O autor lembra que a Bíblia enfatiza que tanto ricos quanto pobres devem ser tratados com equidade e justiça (Êxodo 23.3,6) e que há vários versículos nas Escrituras que nos ordena a cuidar dos pobres. No entanto, ele defende que “para aqueles que desejam ajudar os pobres e vencer o problema da pobreza, o seu objetivo principal não deve ser aumentar as benesses do governo, mas oferecer incentivos e condições adequadas para que as empresas particulares cresçam e prosperem e, consequentemente, criem empregos que serão a única solução em longo prazo para a pobreza e a única maneira de os pobres adquirirem a dignidade e o autorrespeito que são resultado de se sustentarem” (p. 57).

Gostei demais do terceiro artigo, também assinado por Grudem. Ele tratou sobre desobediência civil e participação em protestos pacíficos. O teólogo deixa claro que a desobediência civil é apenas permitida por Deus se o governo estiver incentivando algo que desagrade ao Senhor ou impedindo o cristão de fazer algo que Deus ordene. Tomando como base a ordenança do governo para os apóstolos deixarem de evangelizar, história registrada no livro de Atos, Grudem afirma: “Deus requer que o seu povo desobedeça ao governo civil nos casos em que a obediência ao governo implique, de fato, desobediência a Deus” (p.60).

O autor lembra da desobediência civil de Ester, onde o ato a levou a obedecer o “amai ao teu próximo”, algo que se ela não tivesse feito, demonstraria claramente falta de amor pelo seu próprio povo. Lembra da desobediência civil de Moisés, pedindo a Faraó para que o povo judeu pudesse ir embora. Ele cita exemplos recentes de irmãos que se recusaram a oferecer seus dons artísticos para celebração de um casamento gay e tiveram suas empresas multadas nos Estados Unidos.

Os quarto e quinto artigos são assinados por Grudem e Barry Asmus, um economista cristão autor de nove livros e ganhador de diversos prêmios. No quarto artigo, eles defendem que o direito de propriedade é inerente ao oitavo mandamento (“Não roubarás”) e é imprescindível para a prosperidade humana. É interessantíssimo como os pensadores colocam o oitavo mandamento como implicador dos direitos de propriedade privada. Eu nunca havia percebido isso. Realmente, no Antigo Testamento há inúmeras passagens em que Deus favorece a proteção da propriedade privada e a punição daqueles que furtam ou roubam os bens do próximo, mas nunca havia parado para analisar que essas passagens tem ligação com o “não roubarás”.

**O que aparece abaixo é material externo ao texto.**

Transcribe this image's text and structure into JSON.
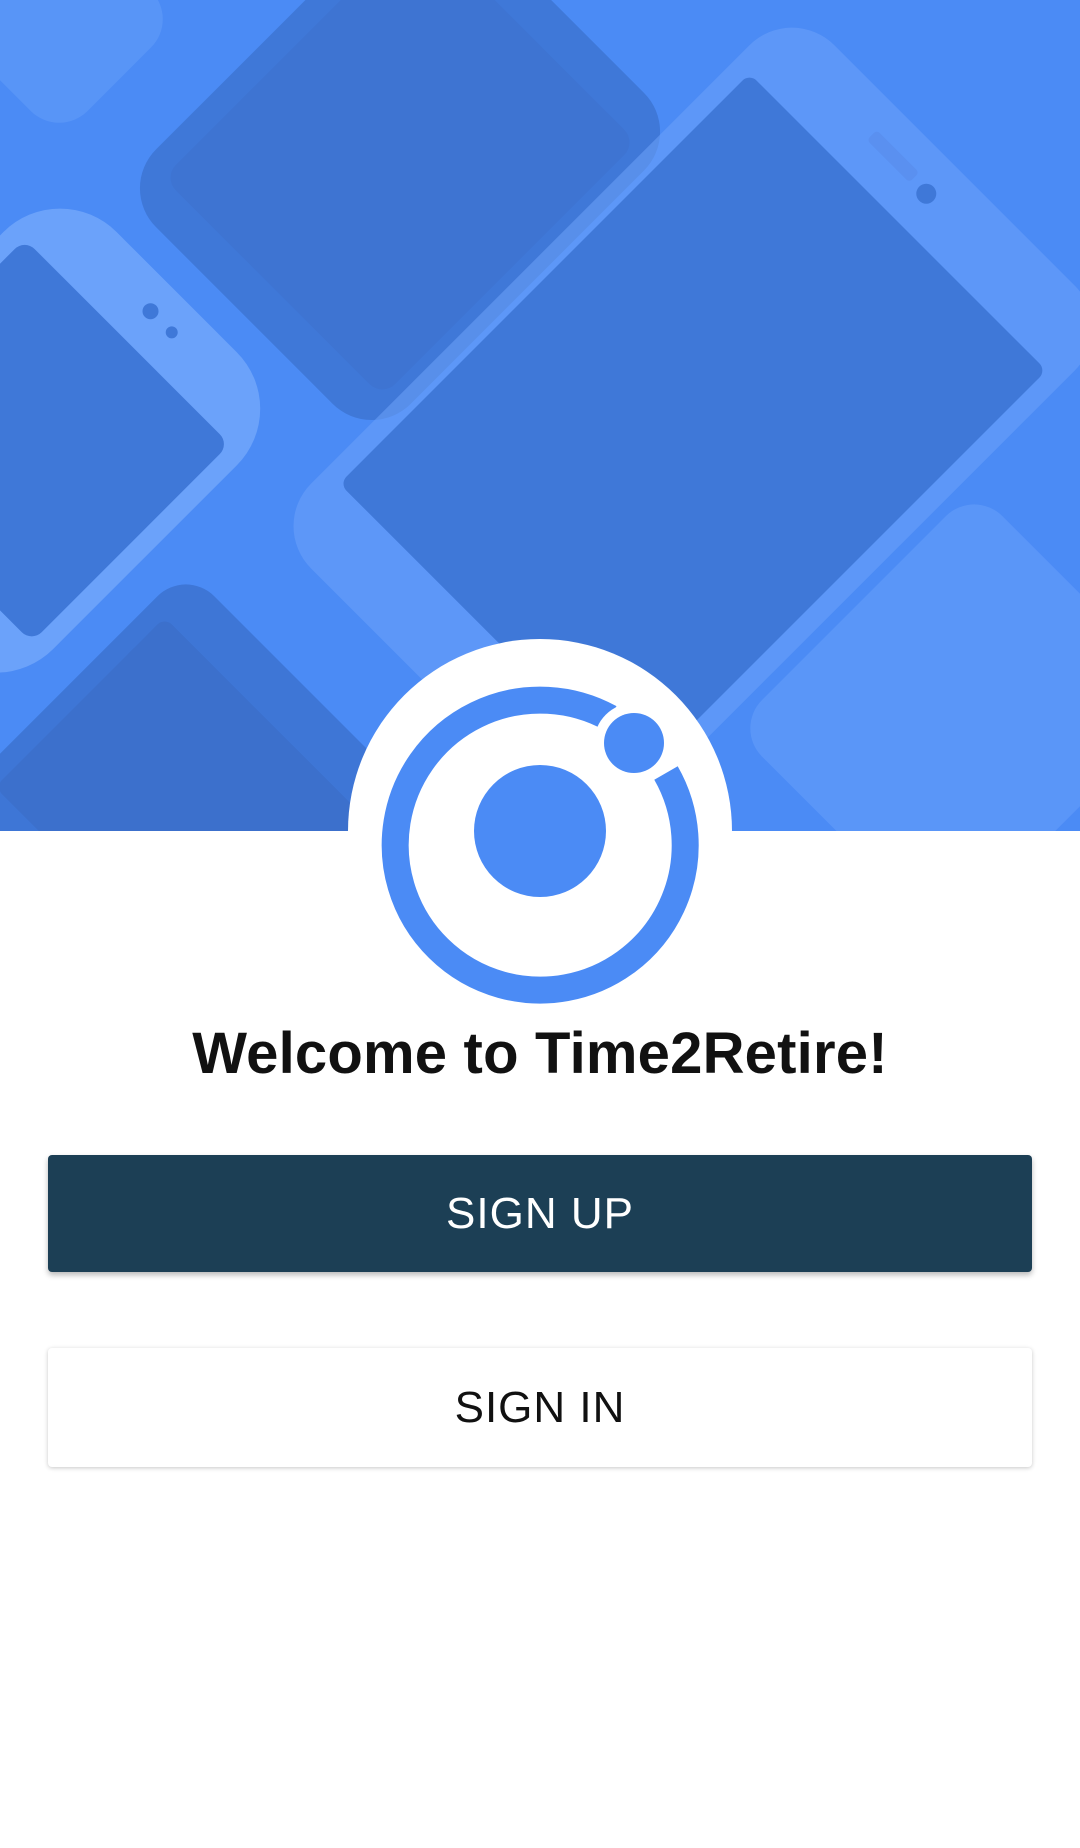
{
  "hero": {
    "background_color": "#4b8bf5",
    "shade_color": "#3f78d8",
    "device_light_color": "#6ea3fa"
  },
  "logo": {
    "icon": "ionic-logo-icon",
    "color": "#4b8bf5"
  },
  "welcome": {
    "title": "Welcome to Time2Retire!"
  },
  "actions": {
    "signup_label": "SIGN UP",
    "signin_label": "SIGN IN",
    "signup_color": "#1c3f55"
  }
}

“Se o próprio Deus ordenou ‘não roubarás’ e se nesse mandamento o próprio Deus estabelece um sistema de propriedade privada, então a conclusão imediata é que somos responsáveis por prestar contas a ele pela maneira que utilizamos esses bens. Com certeza, essa é a perspectiva da Bíblia: a posse de nossos bens não é absoluta, mas somos administradores que terão de prestar contas de nossa administração. Isso ocorre porque, em última análise: ‘Ao SENHOR pertencem a terra e tudo o que nela existe, o mundo e os que nele habitam’” (Sl. 24.1). (p. 82).

Os autores entendem que Deus nos concede a propriedade privada para termos oportunidade de realização humana e expectativa de realização humana, esta última quando Deus nos torna administradores dos bens. “Deus nos criou não apenas para sobreviver na terra, mas também para prosperar nela” (p. 85). Para os escritores, os seres humanos, diferente dos animais, glorificam a Deus ao alcançarem muito mais do que a mera sobrevivência. Eles defendem também a propriedade privada de talentos e tempo e sua administração. Mostra como governos no mundo roubam das pessoas a propriedade privada e como, através disso, conseguem manter a população sempre na pobreza.

O quinto artigo é muito valioso, tanto para quem tem empresa quanto para quem é empregado. Ele trata de como a cosmovisão cristã é importante para os negócios e o que acontece quando a ignoramos. Quando se perde a cosmovisão cristã, corremos o risco de perder a crença de que somos moralmente responsáveis diante de Deus, arriscamos perder a crença na bondade moral dos negócios e na bondade moral da iniciativa privada, além de podermos perder a crença na bondade moral do trabalho produtivo. Por fim, corremos o risco de perdermos a concepção do tempo e da história plenos de esperança, sempre caminhando para o alvo final, que é Cristo.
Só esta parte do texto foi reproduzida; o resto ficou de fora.